# Cub Cadet XT3 Steering



## CubMasseyOwner (8 mo ago)

I recently purchased a 2016 Cub Cadet (MTD) XT3. Sometimes while turning you can feel/hear a clicking or jumping and then the steering wheel goes out of alignment. I can remove the steering wheel from the spline shaft and put it back on straight but the next time I use it it jumps again. I think the problem might be in the power steering unit itself but I am uncertain. Has anyone had any experience with this mower or these power steering units? TIA!


----------



## sixbales (May 18, 2011)

Welcome to the forum. Attached is a U-tube video that appears to cover your problem. Good Luck.


----------



## CubMasseyOwner (8 mo ago)

sixbales said:


> Welcome to the forum. Attached is a U-tube video that appears to cover your problem. Good Luck.


Thanks, I had watched this one already. I have replaced the gear on the bottom of the steering shaft. Didn’t help. My mower has the electronic power steering. I’m wondering if it is something to do with that? I have no idea how they work.


----------



## sixbales (May 18, 2011)

Do you still feel/hear the clicking or jumping that causes the misalignment? If so, you need to replace the bushing at the bottom of the shaft.
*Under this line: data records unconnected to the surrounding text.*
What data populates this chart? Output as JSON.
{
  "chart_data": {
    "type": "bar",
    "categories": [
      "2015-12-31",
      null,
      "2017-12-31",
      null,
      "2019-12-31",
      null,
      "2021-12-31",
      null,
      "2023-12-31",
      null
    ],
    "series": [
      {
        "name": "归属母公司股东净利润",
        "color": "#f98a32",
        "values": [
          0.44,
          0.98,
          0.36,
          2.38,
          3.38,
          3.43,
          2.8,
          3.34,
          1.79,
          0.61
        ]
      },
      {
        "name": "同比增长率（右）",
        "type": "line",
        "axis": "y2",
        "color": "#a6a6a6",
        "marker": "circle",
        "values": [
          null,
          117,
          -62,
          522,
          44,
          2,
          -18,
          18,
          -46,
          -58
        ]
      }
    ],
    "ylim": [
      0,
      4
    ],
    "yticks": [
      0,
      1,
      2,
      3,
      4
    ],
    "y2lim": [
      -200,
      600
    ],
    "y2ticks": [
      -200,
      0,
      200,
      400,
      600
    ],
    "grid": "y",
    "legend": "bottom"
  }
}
Also look at the quadrant on the steering assembly for worn teeth.


----------



## CubMasseyOwner (8 mo ago)

sixbales said:


> Do you still feel/hear the clicking or jumping that causes the misalignment? If so, you need to replace the bushing at the bottom of the shaft. Also look at the quadrant on the steering assembly for worn teeth.


I’m going to try and make a slow motion video with my iPhone down on those steering gears while my wife turns the wheel. I can hear it but if the teeth are jumping it’s too fast for me to see.


----------